The Bureau of Economic Analysis released its preliminary estimate of 4th quarter GDP this morning. Since third quarter GDP had grown at an annual rate of 3.1%, economists were expecting it to have grown further in the 4th quarter, but at a slower rate – about 1.0%. So the financial community was shocked to learn that 4th quarter GDP actually fell at an annual rate of 0.1%, well below the low end of the range of expectations.
Of course, thanks to population growth, this means that real per capita GDP – your slice of the pie – fell even further, at an annual rate of decline of 0.9%. (The population grew at an annual rate of 0.8% in the 4th quarter.)
When the big jump in 3rd quarter GDP was released in the fall, just prior to the election, I accused the Obama administration of deliberately manipulating the timing of government expenditures to trump up the data and support the president’s claim that the economic recovery was gaining steam and that we needed to stay the course. The breakdown of 4th quarter GDP provided in the BEA news release corroborates that claim:
Real federal government consumption expenditures and gross investment decreased 15.0 percent in the fourth quarter, in contrast to an increase of 9.5 percent in the third. National defense decreased 22.2 percent, in contrast to an increase of 12.9 percent.
Such a huge swing in expenditures – especially the defense spending – is no accident.
But wait, what about exports? One of the cornerstones of Obama’s economic plan was to double our exports in five years (as announced in January of 2010).
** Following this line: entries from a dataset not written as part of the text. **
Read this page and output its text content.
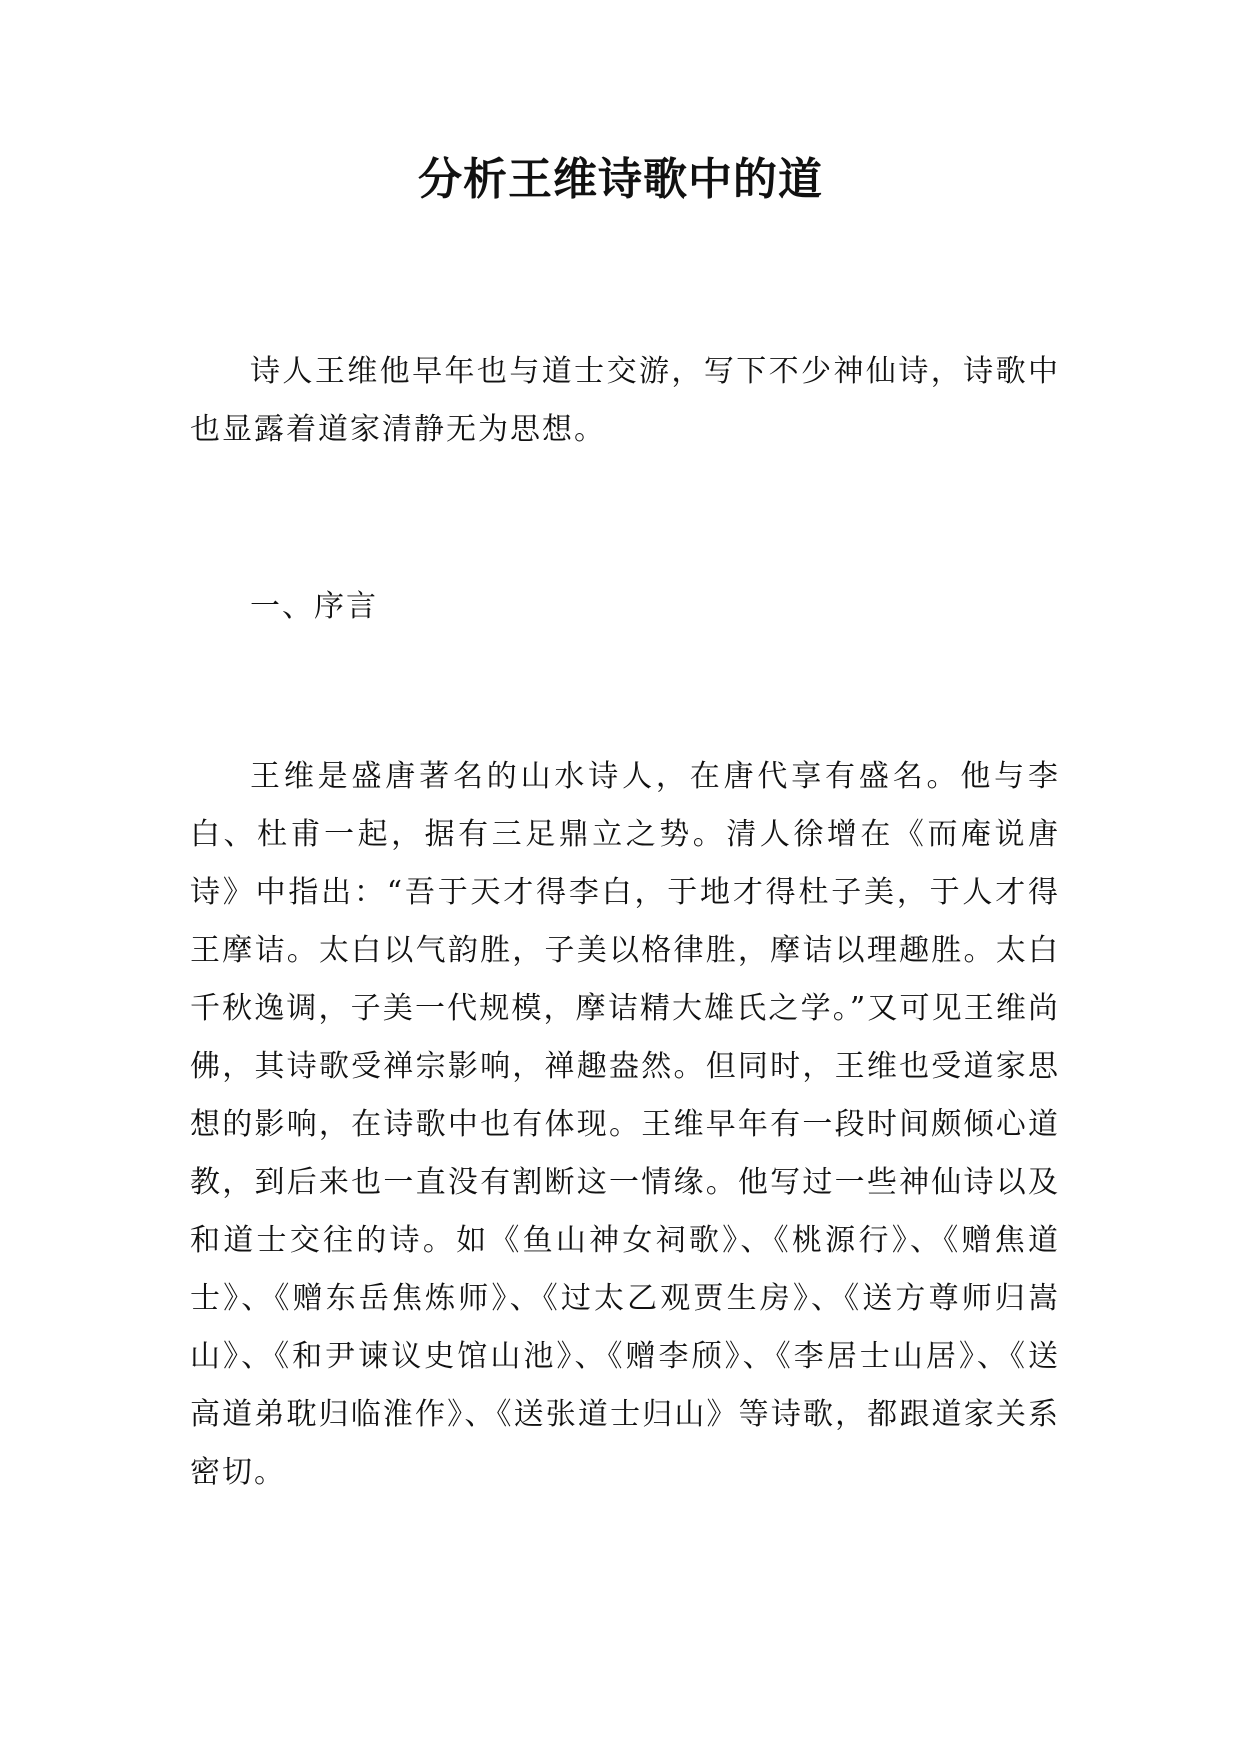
分析王维诗歌中的道

诗人王维他早年也与道士交游，写下不少神仙诗，诗歌中也显露着道家清静无为思想。

一、序言

王维是盛唐著名的山水诗人，在唐代享有盛名。他与李白、杜甫一起，据有三足鼎立之势。清人徐增在《而庵说唐诗》中指出：“吾于天才得李白，于地才得杜子美，于人才得王摩诘。太白以气韵胜，子美以格律胜，摩诘以理趣胜。太白千秋逸调，子美一代规模，摩诘精大雄氏之学。”又可见王维尚佛，其诗歌受禅宗影响，禅趣盎然。但同时，王维也受道家思想的影响，在诗歌中也有体现。王维早年有一段时间颇倾心道教，到后来也一直没有割断这一情缘。他写过一些神仙诗以及和道士交往的诗。如《鱼山神女祠歌》、《桃源行》、《赠焦道士》、《赠东岳焦炼师》、《过太乙观贾生房》、《送方尊师归嵩山》、《和尹谏议史馆山池》、《赠李颀》、《李居士山居》、《送高道弟耽归临淮作》、《送张道士归山》等诗歌，都跟道家关系密切。
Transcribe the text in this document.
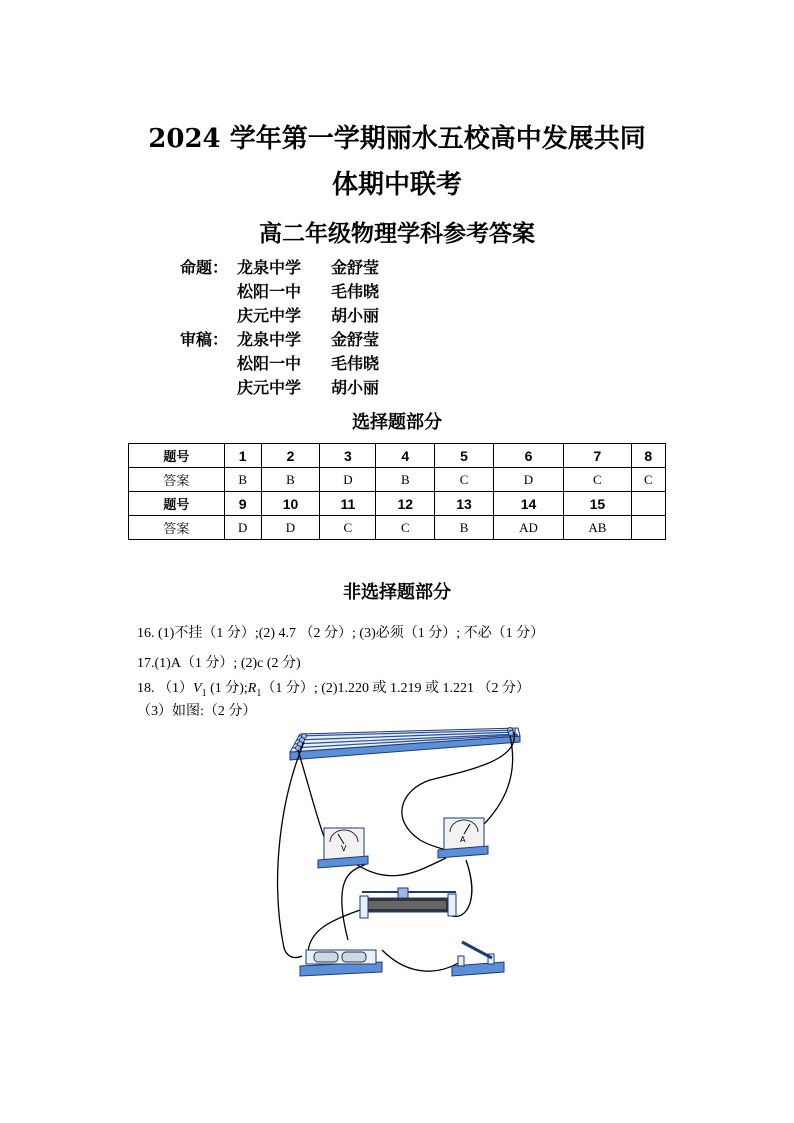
2024 学年第一学期丽水五校高中发展共同
体期中联考
高二年级物理学科参考答案
命题： 龙泉中学	金舒莹
松阳一中	毛伟晓
庆元中学	胡小丽
审稿： 龙泉中学	金舒莹
松阳一中	毛伟晓
庆元中学	胡小丽
选择题部分
题号	1	2	3	4	5	6	7	8
答案	B	B	D	B	C	D	C	C
题号	9	10	11	12	13	14	15	
答案	D	D	C	C	B	AD	AB	
非选择题部分
16. (1)不挂（1 分）;(2) 4.7 （2 分）; (3)必须（1 分）; 不必（1 分）
17.(1)A（1 分）; (2)c (2 分)
18. $(1)V_1$ (1 分)$;R_1(1$ 分）; (2)1.220 或 1.219 或 1.221 （2 分）
（3）如图:（2 分）
V
A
Didn’t exports help? If you’ve been following this blog, you probably already know the answer:
Real exports of goods and services decreased 5.7 percent in the fourth quarter, in contrast to an increase of 1.9 percent in the third.
Exports are declining – 3.8% in the past 6 months.
The question now is whether the decline in GDP will continue. Two consecutive quarterly declines constitutes a recession. Is this the start of the double-dip that has been held at bay by massive stimulus spending, spending that’s now drying up as a result of the fiscal cliff resolution and upcoming big defense spending cuts? Maybe. Personal consumption expenditures held up pretty well in the 4th quarter as they usually do, fed by the holiday shopping frenzy. But that’s not likely to continue now that tax rates have risen by 2%.
Real per capita GDP, though it has recovered somewhat from the 2008/2009 “Great Recession,” remains almost $1,000 below its pre-recession level, and this may be as good as it gets. In a society that has already breached its economically optimum population density – the point at which per capita consumption is driven into decline by over-crowding – it comes as no surprise that everyone’s slice of the economic pie is diminishing.